Mit der Maxime »Show, don’t tell« (»Zeige, statt nur zu erzählen«) hat der Erzähler Ihres Romans oder eines Handlungs- oder Erzählstrangs nicht direkt zu tun. Er ist fürs Zeigen ebenso verantwortlich wie fürs Erzählen. Er kann dem Leser also sowohl etwas zeigen , etwa eine Szene oder einen Dialog, als auch etwas – im engeren Sinn – erzählen , zum Beispiel Informationen über den Schauplatz geben oder Gefühle eines Charakters beschreiben.
Bevor wir uns ansehen, was der Erzähler kann und können sollte, dürfte Ihnen seine Bedeutung für Ihren Roman deutlich geworden sein: Sie sollten Ihren Roman – Ihr Baby! – nicht von irgendwem erzählen lassen. Oder würden Sie Ihre (menschlichen) Kinder jedem Dahergelaufenen anvertrauen?
Der Erzähler ist derjenige, aus dessen Sicht der Roman geschildert wird. Seine Perspektive – die Erzählperspektive – ist die, aus der der Leser den Roman liest. Sie führt seinen Blick und zeigt ihm, was der Erzähler auf welche Weise sieht oder was er dem Leser präsentieren will.

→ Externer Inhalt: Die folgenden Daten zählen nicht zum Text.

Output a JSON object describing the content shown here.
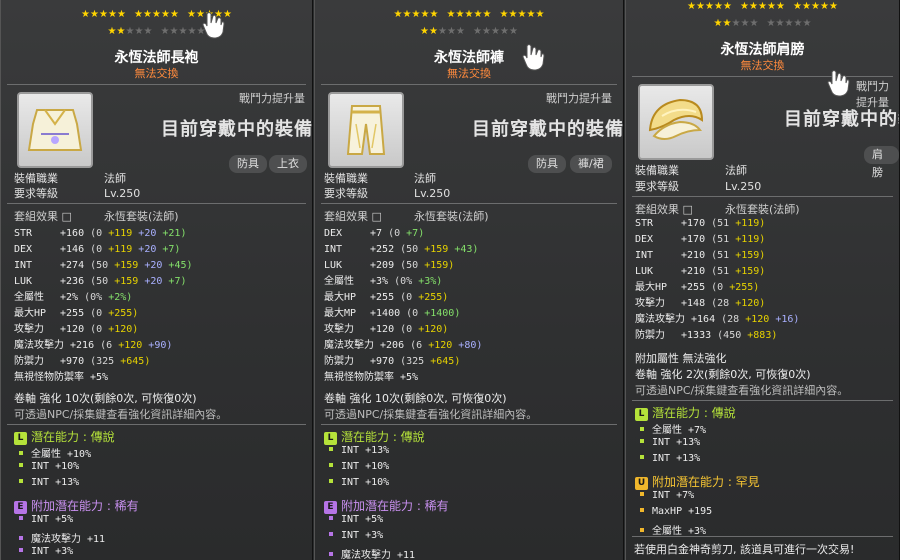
{
  "colors": {
    "stars_on": "#ffd400",
    "untradeable": "#ff8a3d",
    "legendary": "#b5e23a",
    "epic": "#b674e6",
    "unique": "#f0b72c"
  },
  "panels": [
    {
      "stars": {
        "filled": 17,
        "total": 25
      },
      "item_name": "永恆法師長袍",
      "untradeable": "無法交換",
      "gain_label": "戰鬥力提升量",
      "equipped_text": "目前穿戴中的裝備",
      "tags": [
        "防具",
        "上衣"
      ],
      "job_label": "裝備職業",
      "job_value": "法師",
      "level_label": "要求等級",
      "level_value": "Lv.250",
      "set_label": "套組效果",
      "set_value": "永恆套裝(法師)",
      "stats": [
        {
          "name": "STR",
          "total": "+160",
          "parts": [
            [
              "(0",
              "gray"
            ],
            [
              "+119",
              "yellow"
            ],
            [
              "+20",
              "blue"
            ],
            [
              "+21)",
              "green"
            ]
          ]
        },
        {
          "name": "DEX",
          "total": "+146",
          "parts": [
            [
              "(0",
              "gray"
            ],
            [
              "+119",
              "yellow"
            ],
            [
              "+20",
              "blue"
            ],
            [
              "+7)",
              "green"
            ]
          ]
        },
        {
          "name": "INT",
          "total": "+274",
          "parts": [
            [
              "(50",
              "gray"
            ],
            [
              "+159",
              "yellow"
            ],
            [
              "+20",
              "blue"
            ],
            [
              "+45)",
              "green"
            ]
          ]
        },
        {
          "name": "LUK",
          "total": "+236",
          "parts": [
            [
              "(50",
              "gray"
            ],
            [
              "+159",
              "yellow"
            ],
            [
              "+20",
              "blue"
            ],
            [
              "+7)",
              "green"
            ]
          ]
        },
        {
          "name": "全屬性",
          "total": "+2%",
          "parts": [
            [
              "(0%",
              "gray"
            ],
            [
              "+2%)",
              "green"
            ]
          ]
        },
        {
          "name": "最大HP",
          "total": "+255",
          "parts": [
            [
              "(0",
              "gray"
            ],
            [
              "+255)",
              "yellow"
            ]
          ]
        },
        {
          "name": "攻擊力",
          "total": "+120",
          "parts": [
            [
              "(0",
              "gray"
            ],
            [
              "+120)",
              "yellow"
            ]
          ]
        },
        {
          "name": "魔法攻擊力",
          "total": "+216",
          "parts": [
            [
              "(6",
              "gray"
            ],
            [
              "+120",
              "yellow"
            ],
            [
              "+90)",
              "blue"
            ]
          ]
        },
        {
          "name": "防禦力",
          "total": "+970",
          "parts": [
            [
              "(325",
              "gray"
            ],
            [
              "+645)",
              "yellow"
            ]
          ]
        },
        {
          "name": "無視怪物防禦率",
          "total": "+5%",
          "parts": []
        }
      ],
      "scroll_line": "卷軸 強化 10次(剩餘0次, 可恢復0次)",
      "hint_line": "可透過NPC/採集鍵查看強化資訊詳細內容。",
      "potentials": [
        {
          "grade": "L",
          "badge": "L",
          "title": "潛在能力 : 傳說",
          "lines": [
            "全屬性 +10%",
            "INT +10%",
            "INT +13%"
          ]
        },
        {
          "grade": "E",
          "badge": "E",
          "title": "附加潛在能力 : 稀有",
          "lines": [
            "INT +5%",
            "魔法攻擊力 +11",
            "INT +3%"
          ]
        }
      ],
      "footer": ""
    },
    {
      "stars": {
        "filled": 17,
        "total": 25
      },
      "item_name": "永恆法師褲",
      "untradeable": "無法交換",
      "gain_label": "戰鬥力提升量",
      "equipped_text": "目前穿戴中的裝備",
      "tags": [
        "防具",
        "褲/裙"
      ],
      "job_label": "裝備職業",
      "job_value": "法師",
      "level_label": "要求等級",
      "level_value": "Lv.250",
      "set_label": "套組效果",
      "set_value": "永恆套裝(法師)",
      "stats": [
        {
          "name": "DEX",
          "total": "+7",
          "parts": [
            [
              "(0",
              "gray"
            ],
            [
              "+7)",
              "green"
            ]
          ]
        },
        {
          "name": "INT",
          "total": "+252",
          "parts": [
            [
              "(50",
              "gray"
            ],
            [
              "+159",
              "yellow"
            ],
            [
              "+43)",
              "green"
            ]
          ]
        },
        {
          "name": "LUK",
          "total": "+209",
          "parts": [
            [
              "(50",
              "gray"
            ],
            [
              "+159)",
              "yellow"
            ]
          ]
        },
        {
          "name": "全屬性",
          "total": "+3%",
          "parts": [
            [
              "(0%",
              "gray"
            ],
            [
              "+3%)",
              "green"
            ]
          ]
        },
        {
          "name": "最大HP",
          "total": "+255",
          "parts": [
            [
              "(0",
              "gray"
            ],
            [
              "+255)",
              "yellow"
            ]
          ]
        },
        {
          "name": "最大MP",
          "total": "+1400",
          "parts": [
            [
              "(0",
              "gray"
            ],
            [
              "+1400)",
              "green"
            ]
          ]
        },
        {
          "name": "攻擊力",
          "total": "+120",
          "parts": [
            [
              "(0",
              "gray"
            ],
            [
              "+120)",
              "yellow"
            ]
          ]
        },
        {
          "name": "魔法攻擊力",
          "total": "+206",
          "parts": [
            [
              "(6",
              "gray"
            ],
            [
              "+120",
              "yellow"
            ],
            [
              "+80)",
              "blue"
            ]
          ]
        },
        {
          "name": "防禦力",
          "total": "+970",
          "parts": [
            [
              "(325",
              "gray"
            ],
            [
              "+645)",
              "yellow"
            ]
          ]
        },
        {
          "name": "無視怪物防禦率",
          "total": "+5%",
          "parts": []
        }
      ],
      "scroll_line": "卷軸 強化 10次(剩餘0次, 可恢復0次)",
      "hint_line": "可透過NPC/採集鍵查看強化資訊詳細內容。",
      "potentials": [
        {
          "grade": "L",
          "badge": "L",
          "title": "潛在能力 : 傳說",
          "lines": [
            "INT +13%",
            "INT +10%",
            "INT +10%"
          ]
        },
        {
          "grade": "E",
          "badge": "E",
          "title": "附加潛在能力 : 稀有",
          "lines": [
            "INT +5%",
            "INT +3%",
            "魔法攻擊力 +11"
          ]
        }
      ],
      "footer": ""
    },
    {
      "stars": {
        "filled": 17,
        "total": 25
      },
      "item_name": "永恆法師肩膀",
      "untradeable": "無法交換",
      "gain_label": "戰鬥力提升量",
      "equipped_text": "目前穿戴中的裝備",
      "tags": [
        "肩膀"
      ],
      "job_label": "裝備職業",
      "job_value": "法師",
      "level_label": "要求等級",
      "level_value": "Lv.250",
      "set_label": "套組效果",
      "set_value": "永恆套裝(法師)",
      "stats": [
        {
          "name": "STR",
          "total": "+170",
          "parts": [
            [
              "(51",
              "gray"
            ],
            [
              "+119)",
              "yellow"
            ]
          ]
        },
        {
          "name": "DEX",
          "total": "+170",
          "parts": [
            [
              "(51",
              "gray"
            ],
            [
              "+119)",
              "yellow"
            ]
          ]
        },
        {
          "name": "INT",
          "total": "+210",
          "parts": [
            [
              "(51",
              "gray"
            ],
            [
              "+159)",
              "yellow"
            ]
          ]
        },
        {
          "name": "LUK",
          "total": "+210",
          "parts": [
            [
              "(51",
              "gray"
            ],
            [
              "+159)",
              "yellow"
            ]
          ]
        },
        {
          "name": "最大HP",
          "total": "+255",
          "parts": [
            [
              "(0",
              "gray"
            ],
            [
              "+255)",
              "yellow"
            ]
          ]
        },
        {
          "name": "攻擊力",
          "total": "+148",
          "parts": [
            [
              "(28",
              "gray"
            ],
            [
              "+120)",
              "yellow"
            ]
          ]
        },
        {
          "name": "魔法攻擊力",
          "total": "+164",
          "parts": [
            [
              "(28",
              "gray"
            ],
            [
              "+120",
              "yellow"
            ],
            [
              "+16)",
              "blue"
            ]
          ]
        },
        {
          "name": "防禦力",
          "total": "+1333",
          "parts": [
            [
              "(450",
              "gray"
            ],
            [
              "+883)",
              "yellow"
            ]
          ]
        }
      ],
      "extra_line": "附加屬性 無法強化",
      "scroll_line": "卷軸 強化 2次(剩餘0次, 可恢復0次)",
      "hint_line": "可透過NPC/採集鍵查看強化資訊詳細內容。",
      "potentials": [
        {
          "grade": "L",
          "badge": "L",
          "title": "潛在能力 : 傳說",
          "lines": [
            "全屬性 +7%",
            "INT +13%",
            "INT +13%"
          ]
        },
        {
          "grade": "U",
          "badge": "U",
          "title": "附加潛在能力 : 罕見",
          "lines": [
            "INT +7%",
            "MaxHP +195",
            "全屬性 +3%"
          ]
        }
      ],
      "footer": "若使用白金神奇剪刀, 該道具可進行一次交易!"
    }
  ]
}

Eine hilfreiche Unterscheidung ist die in personale und auktoriale Erzähler. Der personale Erzähler gehört zum Personal des Romans, während der auktoriale Erzähler von einer Position außerhalb des Romans erzählt. Berichten mehrere Erzähler in einem Roman, nennt man das multiperspektivisches Erzählen.
Die wichtigsten personalen Erzählperspektiven sind die erstpersonale oder Ich-Perspektive, die drittpersonale Perspektive (er, sie, es) und, schon sehr viel seltener, die zweitpersonale oder Du-Perspektive. Ebenfalls weit verbreitet ist multiperspektivisches (personales) Erzählen.
Der auktoriale Erzähler kann allwissend sein oder lediglich über eingeschränktes Wissen verfügen.
Der auf das Wissen einer Romanfigur beschränkte und unsichtbare auktoriale Erzähler entspricht dem drittpersonalen Erzähler. Da dieser auktoriale Erzähler jedoch weder über mehr verwertbares Wissen als der drittpersonale Erzähler verfügt noch überhaupt als Erzähler sichtbar wird, können Sie nicht direkt mit ihm arbeiten. Mir erscheint es daher einfacher und praktikabler, diesen Erzähler als personalen Erzähler zu betrachten.
Letztlich kommt es für Sie darauf an, mit welcher Lesart Sie am besten arbeiten können. Fällt es Ihnen leichter, inspiriert es Sie mehr, wenn Sie sich einen von außen auf die Geschichte blickenden Erzähler vorstellen? Oder wenn Sie sich in den Kopf einer Figur begeben und schreiben, als erzählte diese Figur den Roman in der dritten Person Einzahl?
Der einmal gewählten Perspektive sollten Sie, den Erfordernissen des Romans entsprechend, treu bleiben.
Den Erzählperspektiven im Detail widmen wir uns in einem eigenen Buch. Dieses hier legt die Grundlagen dafür.